12 février 2025 – Première traversée depuis Beyrouth

Je suis arrivée à Beyrouth il y a deux jours, installée dans un hôtel modeste à Achrafieh, un quartier encore debout malgré les fissures. Ce matin, j’ai pris la voiture pour descendre vers Tyr, au sud, afin de recueillir des témoignages sur les frappes israéliennes qui frappent le Liban chaque jour.

La route est dégagée – pas de carcasses de voitures, les Libanais ont tout nettoyé – mais les ruines marquent le paysage. À Tyr, j’ai vu des immeubles effondrés, des murs noircis.

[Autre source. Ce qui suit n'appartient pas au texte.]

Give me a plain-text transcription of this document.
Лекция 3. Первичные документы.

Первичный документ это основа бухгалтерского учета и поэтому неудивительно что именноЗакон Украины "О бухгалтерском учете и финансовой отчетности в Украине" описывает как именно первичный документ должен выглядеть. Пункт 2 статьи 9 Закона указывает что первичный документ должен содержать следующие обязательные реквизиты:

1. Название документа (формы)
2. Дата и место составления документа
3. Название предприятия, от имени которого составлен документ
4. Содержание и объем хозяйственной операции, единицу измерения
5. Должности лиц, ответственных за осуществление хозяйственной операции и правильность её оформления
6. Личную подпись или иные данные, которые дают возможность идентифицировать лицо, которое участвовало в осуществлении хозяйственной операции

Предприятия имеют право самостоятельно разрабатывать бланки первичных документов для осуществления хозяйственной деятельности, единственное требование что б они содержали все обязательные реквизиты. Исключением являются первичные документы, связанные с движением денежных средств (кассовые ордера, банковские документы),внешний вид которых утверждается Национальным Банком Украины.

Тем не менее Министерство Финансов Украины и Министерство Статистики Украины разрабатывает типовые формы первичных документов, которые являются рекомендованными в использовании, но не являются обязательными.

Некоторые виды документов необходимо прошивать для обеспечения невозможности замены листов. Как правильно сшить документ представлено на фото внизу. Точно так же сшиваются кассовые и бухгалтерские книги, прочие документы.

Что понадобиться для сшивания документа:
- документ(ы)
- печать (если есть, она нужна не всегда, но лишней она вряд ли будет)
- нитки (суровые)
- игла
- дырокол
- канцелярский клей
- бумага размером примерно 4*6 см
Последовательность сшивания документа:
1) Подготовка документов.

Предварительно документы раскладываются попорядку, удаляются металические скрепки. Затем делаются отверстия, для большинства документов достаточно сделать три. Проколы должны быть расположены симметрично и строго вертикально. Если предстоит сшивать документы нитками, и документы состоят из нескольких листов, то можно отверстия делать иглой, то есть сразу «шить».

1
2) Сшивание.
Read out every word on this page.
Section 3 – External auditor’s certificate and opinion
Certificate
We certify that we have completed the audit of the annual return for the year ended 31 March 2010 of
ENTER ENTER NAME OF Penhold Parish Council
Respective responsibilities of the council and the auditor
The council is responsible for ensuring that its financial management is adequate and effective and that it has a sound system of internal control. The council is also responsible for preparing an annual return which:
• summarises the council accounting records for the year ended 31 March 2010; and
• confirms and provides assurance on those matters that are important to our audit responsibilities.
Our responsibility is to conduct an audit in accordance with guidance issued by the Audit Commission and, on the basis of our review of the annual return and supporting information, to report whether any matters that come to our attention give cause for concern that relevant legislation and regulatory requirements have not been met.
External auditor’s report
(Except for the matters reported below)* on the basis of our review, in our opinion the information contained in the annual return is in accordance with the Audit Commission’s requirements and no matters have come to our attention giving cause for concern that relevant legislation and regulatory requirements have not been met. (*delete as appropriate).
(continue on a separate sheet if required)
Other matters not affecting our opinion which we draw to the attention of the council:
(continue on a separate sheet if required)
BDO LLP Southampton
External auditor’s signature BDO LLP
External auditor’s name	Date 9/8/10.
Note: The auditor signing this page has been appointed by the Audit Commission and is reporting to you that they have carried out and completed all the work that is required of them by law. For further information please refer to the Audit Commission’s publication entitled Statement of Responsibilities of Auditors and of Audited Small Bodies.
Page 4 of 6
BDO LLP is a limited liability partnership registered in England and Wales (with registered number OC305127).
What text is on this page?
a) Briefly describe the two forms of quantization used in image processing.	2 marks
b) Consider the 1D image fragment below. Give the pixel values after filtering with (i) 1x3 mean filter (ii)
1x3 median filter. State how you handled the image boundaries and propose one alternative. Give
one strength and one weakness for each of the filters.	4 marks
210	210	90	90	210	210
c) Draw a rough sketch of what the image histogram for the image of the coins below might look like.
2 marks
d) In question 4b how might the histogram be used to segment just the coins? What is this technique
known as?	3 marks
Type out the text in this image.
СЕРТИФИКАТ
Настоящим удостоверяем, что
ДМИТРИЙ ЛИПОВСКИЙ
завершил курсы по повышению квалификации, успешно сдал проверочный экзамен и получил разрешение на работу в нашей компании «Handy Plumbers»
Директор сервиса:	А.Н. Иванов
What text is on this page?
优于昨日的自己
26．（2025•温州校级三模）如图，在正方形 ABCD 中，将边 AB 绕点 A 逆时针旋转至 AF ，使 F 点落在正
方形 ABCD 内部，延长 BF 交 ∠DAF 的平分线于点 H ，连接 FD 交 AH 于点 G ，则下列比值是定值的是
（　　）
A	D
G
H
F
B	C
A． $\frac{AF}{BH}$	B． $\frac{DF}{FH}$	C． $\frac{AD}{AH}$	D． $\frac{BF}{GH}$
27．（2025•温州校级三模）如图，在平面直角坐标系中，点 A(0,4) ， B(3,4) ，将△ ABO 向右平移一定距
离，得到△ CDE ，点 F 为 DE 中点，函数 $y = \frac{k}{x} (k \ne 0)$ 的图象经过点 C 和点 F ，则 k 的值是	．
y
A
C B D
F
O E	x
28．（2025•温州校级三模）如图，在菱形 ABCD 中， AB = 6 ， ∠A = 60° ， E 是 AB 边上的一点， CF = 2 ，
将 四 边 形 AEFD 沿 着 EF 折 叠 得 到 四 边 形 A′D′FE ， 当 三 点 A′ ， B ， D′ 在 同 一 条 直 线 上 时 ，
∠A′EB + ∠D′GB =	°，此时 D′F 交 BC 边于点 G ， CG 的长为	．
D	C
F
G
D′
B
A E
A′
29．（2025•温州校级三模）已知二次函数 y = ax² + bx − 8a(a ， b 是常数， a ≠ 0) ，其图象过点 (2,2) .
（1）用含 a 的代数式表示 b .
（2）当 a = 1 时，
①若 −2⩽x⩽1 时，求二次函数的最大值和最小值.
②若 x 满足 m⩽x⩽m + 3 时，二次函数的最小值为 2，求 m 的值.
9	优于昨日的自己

Un commerçant, Mahmoud, m’a parlé de l’exode: «En octobre 2024, des villages ont fui sous les bombes vers le nord.» Pas d’explosion sous mes yeux, mais une a retenti hier, m’a-t-on dit.

Ce soir, à Beyrouth, je suis passée par le sud de la ville – Beyrouth-Sud, un labyrinthe de décombres, immeuble par immeuble, quartier par quartier. Le bourdonnement des drones m’a suivie jusqu’à l’hôtel.

Photographier est un calvaire. Mon reflex reste caché. Depuis l’attaque des bipeurs en septembre 2024, la paranoïa règne – une Française avec un appareil, c’est louche. À Tyr, j’ai tenté un cliché d’une ruine, mais un homme m’a fixé, et j’ai rangé mon matériel.

Un jeune adolescent syrien transporte des déchets et ramasse de quoi vendre pour subsister, dans les rues du Liban, en février 2025. Photo: Anne-Laure Bonnel pour Libre Média.

À Beyrouth-Sud, j’ai shooté depuis la voiture, vitres baissées. Pourquoi moi? En France, on ignore ces gens. Leur silence me hante.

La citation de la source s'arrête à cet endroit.